In Grog n Gunpowder their sparse & melancholy instrumentation is just as salty: mostly guitars, mandolin, bongos, and a button accordion sounding like a squeezebox. The musical mix is different throughout – quite a melee of moods. I was transported to ramshackle wooden docks in Virginia, creaking decks under a tropical sun, packed pubs full of smelly drunken sailors, and mist-filled bayous. There were echoes of the whistling wind and waves crashing on foreign shores.
Things start off slow, with “We’ll Rant and We’ll Roar”. I’ve heard much better renditions. But it works well to set you up for “Fifteen Men on a Deadman’s Chest”, easily my favorite on this album. Though I’ve heard this song hundreds of times, in many different ways, I perk up every time I hear this version. Bongos and accordion at a brisk pace, and a slightly different tune than is usual (with a nice instrumental rift) makes for something very different from other interpretations. Be sure n’ keep an ear perked at the end there (“yes, dearie”).
“Waitin’ For the Day” is another slow piece, but it builds in a hypnotic way that really pulls you in. Then it hands you over to a fun and infectious rendition of “Whale of a Tale”. After this rolling wave crests out, it drops you into “Larry Marr”. The haunting mandolin paints a picture of sitting in the twilight on a porch along the Virginia Lowlands, as the fireflies play in the mists. Then “Charlie Mops” pulls ya into the midst of a packed pub, reeking of spilled beer, roaring with laughter, and full of friendly faces.

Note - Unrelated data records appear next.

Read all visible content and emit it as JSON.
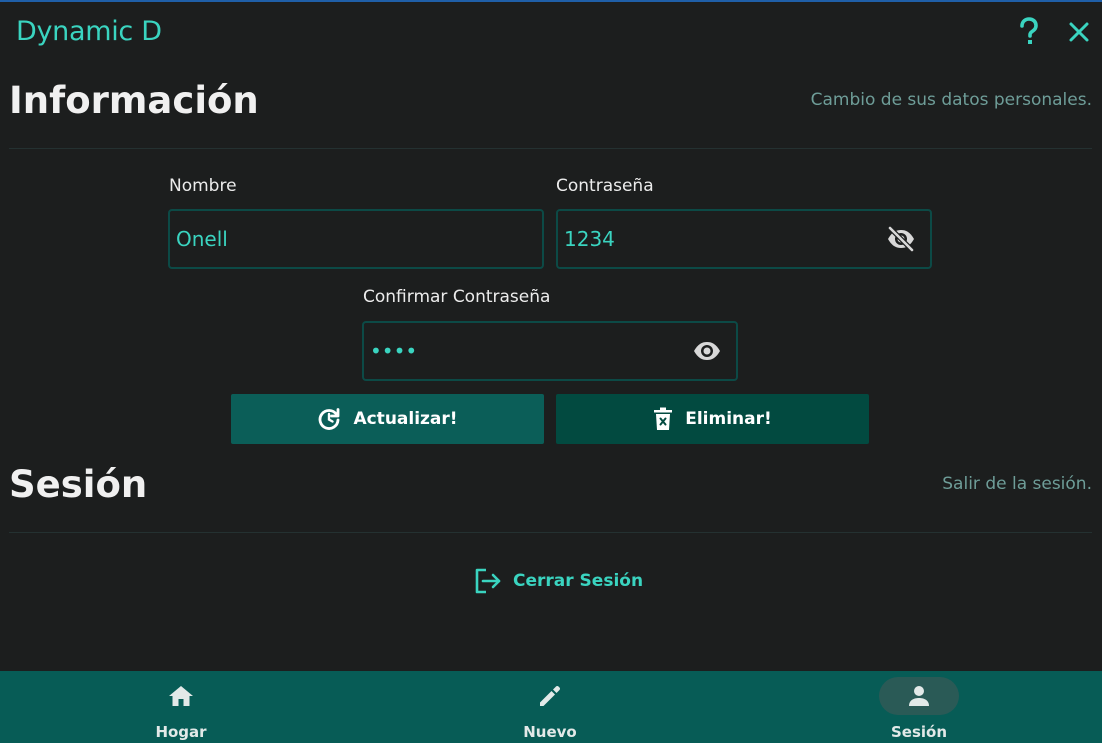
{
  "app": {
    "title": "Dynamic D"
  },
  "titlebar": {
    "help_icon": "help-icon",
    "close_icon": "close-icon"
  },
  "info_section": {
    "title": "Información",
    "subtitle": "Cambio de sus datos personales."
  },
  "form": {
    "name_label": "Nombre",
    "name_value": "Onell",
    "password_label": "Contraseña",
    "password_value": "1234",
    "password_toggle_icon": "eye-off-icon",
    "confirm_label": "Confirmar Contraseña",
    "confirm_value": "1234",
    "confirm_toggle_icon": "eye-icon"
  },
  "actions": {
    "update_label": "Actualizar!",
    "update_icon": "refresh-icon",
    "delete_label": "Eliminar!",
    "delete_icon": "trash-icon"
  },
  "session_section": {
    "title": "Sesión",
    "subtitle": "Salir de la sesión.",
    "logout_label": "Cerrar Sesión",
    "logout_icon": "logout-icon"
  },
  "bottom_nav": {
    "items": [
      {
        "label": "Hogar",
        "icon": "home-icon",
        "active": false
      },
      {
        "label": "Nuevo",
        "icon": "pencil-icon",
        "active": false
      },
      {
        "label": "Sesión",
        "icon": "person-icon",
        "active": true
      }
    ]
  },
  "colors": {
    "accent": "#3ad4c0",
    "background": "#1c1e1e",
    "nav_background": "#075c56",
    "update_button": "#0b5e58",
    "delete_button": "#024a40",
    "window_border": "#1f5fa8"
  }
}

In “Row Bullies Row” the instrumental background is a quiet, delicate mandolin tune blending well with the gruff yet tender singing of Cap’n Lighting Jack, giving a haunting lullaby treatment of this shanty. If you are lulled to sleep by the previous song, the bouncy rhythms of “Eliza Lee” will certainly wake ya up agin. Next, “Jack Tar” is a rollickin’ traditional tune about a sailor’s experiences ashore.
“Banks of Scicilly” [sic – no one claimed pirates could spell] is an ode to the weary Scots preparing to leave Sicily during WWII. Though it’s about a fairly modern event, the sound and mood fits right in with the rest of the album.
Finally, bongos and various sound effects are used to good purpose in “Congo River”, a traditional shanty about the slave trade in West Africa. As the crew rows hard away out of range of the gunshots, cannon, and shouting, the music fades off and leaves us.
The songs here have all been around the corner a time ‘r two, so you might be in familiar waters with many of them, but the Salt Sea Pirates perform them in ways that makes the water change colors, and the wind smell different. Grog n Gunpowder is not just “another” shanty collection. For an authentic, traditional, yet imaginative experience, this album is well worth the doubloons they ask fer it.